After an entertaining hour of discussion, the packed audience were not sure, and Beale and the Welsh-born Archbishop seemed equally bemused.
I hoped that this would be one of the themes Dr Williams would touch upon in his talk with Beale.
But from the start Dr Williams appeared reluctant, although they chatted about humanity, forgiveness and jealousy in Shakespeare's plays.
Dr Williams said: "We're not going to be discussing what Shakespeare's religious beliefs were, of which there have been plenty of arguments about."
But members of the audience were not going to let the Archbishop off the hook that easily.
Towards the end he was asked just that, in a roundabout way: "What were Shakespeare's religious beliefs? Was he Protestant or Catholic?"
Dr Williams wasn't sure.
"I think he had a Catholic background, and friends who were Catholic," he said.
He added that "everybody at that time" had Christian belief.
"He was not a nice man," said Dr Williams. "It's always quite shocking to hear that. If he was a Christian he was not a saint."
Following another similar question about Shakespeare's beliefs, Dr Williams said: "I don't think he (Shakespeare) was a devout churchgoer."
Beale said Shakespeare knew the gospel of Matthew very well, but he did not know if it was part of the writer's make-up or what he believed in. But he did not think Shakespeare was a churchgoer either.

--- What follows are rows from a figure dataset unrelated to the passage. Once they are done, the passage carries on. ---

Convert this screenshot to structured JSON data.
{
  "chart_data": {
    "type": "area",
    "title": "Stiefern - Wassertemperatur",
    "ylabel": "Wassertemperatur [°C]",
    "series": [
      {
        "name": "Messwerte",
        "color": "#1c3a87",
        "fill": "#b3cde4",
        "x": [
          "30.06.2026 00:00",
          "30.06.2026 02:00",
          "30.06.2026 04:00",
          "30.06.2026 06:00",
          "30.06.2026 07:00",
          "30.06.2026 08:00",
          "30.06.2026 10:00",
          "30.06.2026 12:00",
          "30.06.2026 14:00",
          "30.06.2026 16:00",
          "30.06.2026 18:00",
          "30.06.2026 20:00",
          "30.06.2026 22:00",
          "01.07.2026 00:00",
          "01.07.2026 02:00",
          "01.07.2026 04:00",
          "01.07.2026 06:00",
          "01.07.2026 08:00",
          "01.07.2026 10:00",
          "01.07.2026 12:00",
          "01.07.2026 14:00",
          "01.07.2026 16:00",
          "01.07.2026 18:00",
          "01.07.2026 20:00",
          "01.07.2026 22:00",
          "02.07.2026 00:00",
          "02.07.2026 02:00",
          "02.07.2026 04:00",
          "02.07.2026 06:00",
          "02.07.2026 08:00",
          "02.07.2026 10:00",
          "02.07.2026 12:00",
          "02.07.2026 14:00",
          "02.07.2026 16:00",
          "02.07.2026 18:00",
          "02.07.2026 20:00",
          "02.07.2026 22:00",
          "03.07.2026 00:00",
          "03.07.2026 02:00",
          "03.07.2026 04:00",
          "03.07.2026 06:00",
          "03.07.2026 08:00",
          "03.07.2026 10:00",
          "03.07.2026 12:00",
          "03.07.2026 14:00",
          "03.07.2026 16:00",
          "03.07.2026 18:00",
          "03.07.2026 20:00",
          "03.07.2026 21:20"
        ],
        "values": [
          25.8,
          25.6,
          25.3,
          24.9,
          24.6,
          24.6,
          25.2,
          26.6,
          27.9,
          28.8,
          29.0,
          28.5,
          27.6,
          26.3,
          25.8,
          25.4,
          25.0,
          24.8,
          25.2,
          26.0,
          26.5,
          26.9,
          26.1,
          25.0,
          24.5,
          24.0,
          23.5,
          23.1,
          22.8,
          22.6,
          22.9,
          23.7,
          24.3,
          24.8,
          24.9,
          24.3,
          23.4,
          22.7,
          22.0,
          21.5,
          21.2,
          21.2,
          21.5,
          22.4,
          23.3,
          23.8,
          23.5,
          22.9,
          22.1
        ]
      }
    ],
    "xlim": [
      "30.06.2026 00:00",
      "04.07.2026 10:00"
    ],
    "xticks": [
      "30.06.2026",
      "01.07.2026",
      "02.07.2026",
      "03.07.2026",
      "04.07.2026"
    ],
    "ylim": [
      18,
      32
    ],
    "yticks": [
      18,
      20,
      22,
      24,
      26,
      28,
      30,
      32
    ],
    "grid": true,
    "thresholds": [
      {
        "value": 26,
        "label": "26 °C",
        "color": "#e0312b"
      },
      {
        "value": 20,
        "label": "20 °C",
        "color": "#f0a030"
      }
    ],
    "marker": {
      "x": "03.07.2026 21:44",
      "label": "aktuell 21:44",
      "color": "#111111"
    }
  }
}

Beale said he "treads very carefully" when it came to the Shakespeare biography, and there was controversy over whether he wrote all of his plays.
He said: "I bet by the time I'm 70 a substantial amount of his work will not be attributed to him."
Somewhat inevitably, the pair were asked with whom of Shakespeare's characters they identified.
Dr Williams said that as a student he had played Dogberry,from Much Ado About Nothing, and Theseus in A Midsummer Night's Dream, but he did not identify with either of them.
And while he was "drawn to the character of Lear", neither did he identify with him.
He was a character he wanted to explore, like Macbeth, but he joked: "Not that you'd want a serial killer as the Archbishop of Canterbury".